Many famous texts from classical antiquity—by historians like Thucydides, tragedians like Sophocles and Euripides, the comic poet Aristophanes, the philosopher Plato, and, above all, Homer—present powerful and profound accounts of wartime experience, both on and off the battlefield. These texts also provide useful ways of thinking about the complexities and consequences of wars throughout history, and the concept of war broadly construed, providing vital new perspectives on conflict in our own era.
Our Ancient Wars features essays by top scholars from across academic disciplines—classicists and historians, philosophers and political theorists, literary scholars, some with firsthand experience of war and some without—engaging with classical texts to understand how differently they were read in other times and places. Contributors articulate difficult but necessary questions about contemporary conceptions of war and conflict.
Contributors include Victor Caston, Page duBois, Susanne Gödde, Peter Meineck, Sara Monoson, David Potter, Kurt Raaflaub, Arlene Saxonhouse, Seth Schein, Nancy Sherman, Hans van Wees, Silke-Maria Weineck, and Paul Woodruff.
“The chapters reflects an unusual degree of thoughtfulness as well as sound scholarship. The collection will appeal to a much broader group than the academic community. All the chapters are readable by an educated general public, and the topics covered are timely and provocative.”

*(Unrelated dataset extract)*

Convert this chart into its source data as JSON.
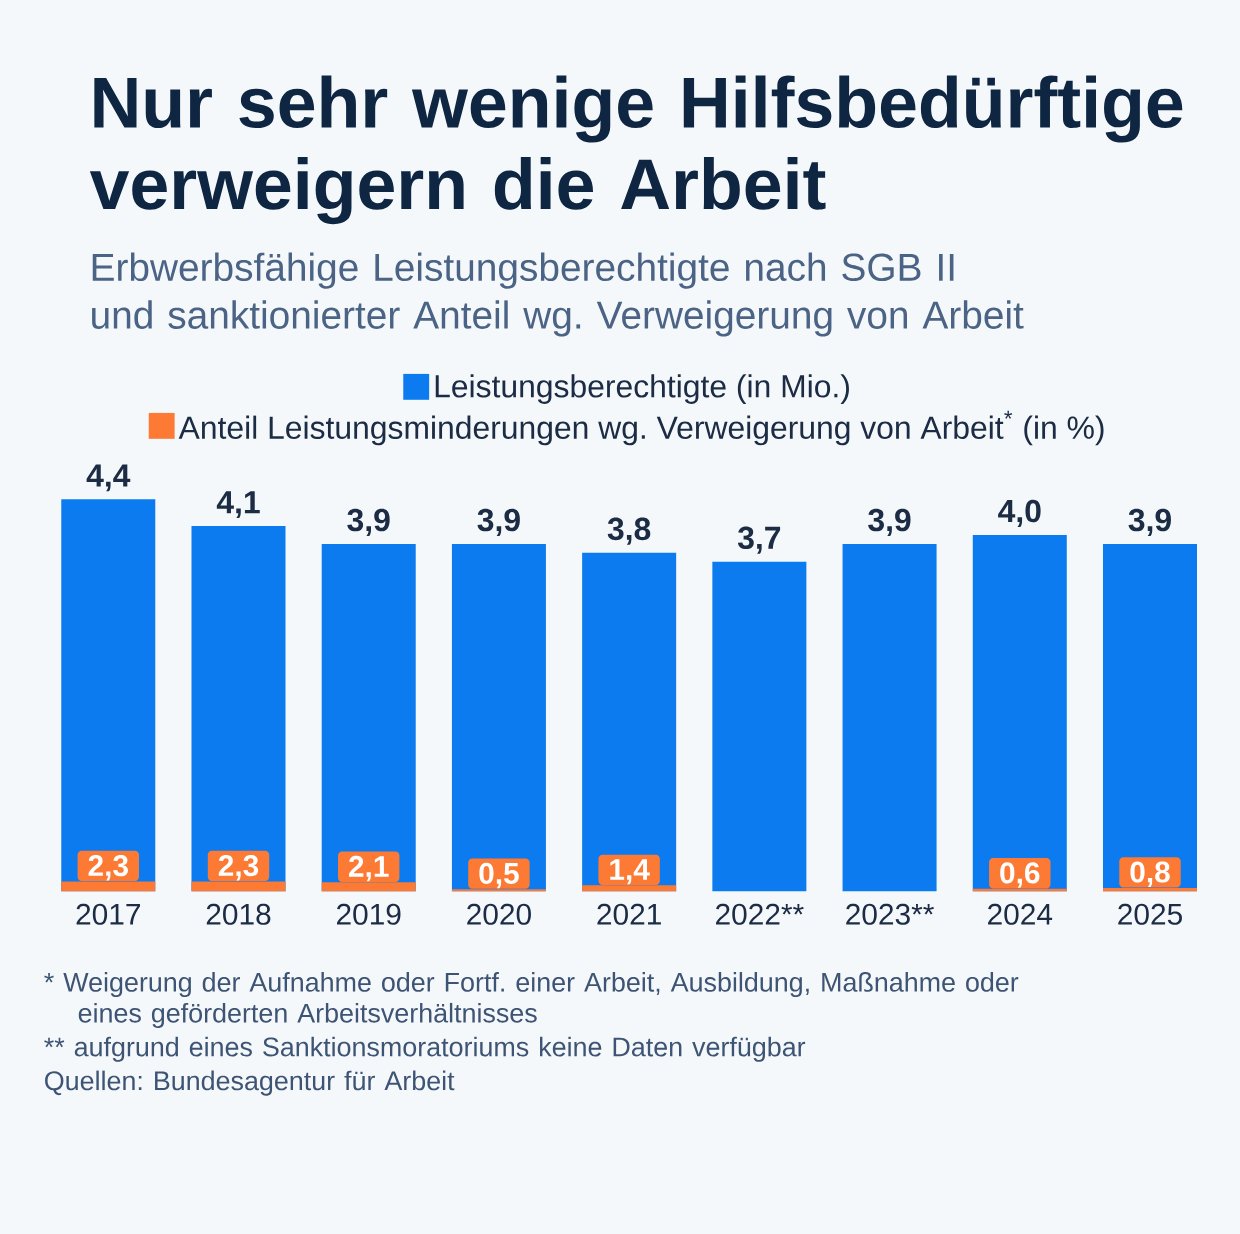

—Rosemary Moore, University of Iowa
Jacket illustration: Fifty Days at Iliam: The Fire that Consumes All before It, Cy Twombly, 1978. Philadelphia Museum of Art: Gift (by exchange) of Samuel S. White 3rd and Vera White, 1989. © Cy Twombly Foundation
Victor Caston is Professor of Philosophy and Classical Studies at the University of Michigan. Silke-Maria Weineck is Professor of Comparative Literature and German Studies at the University of Michigan.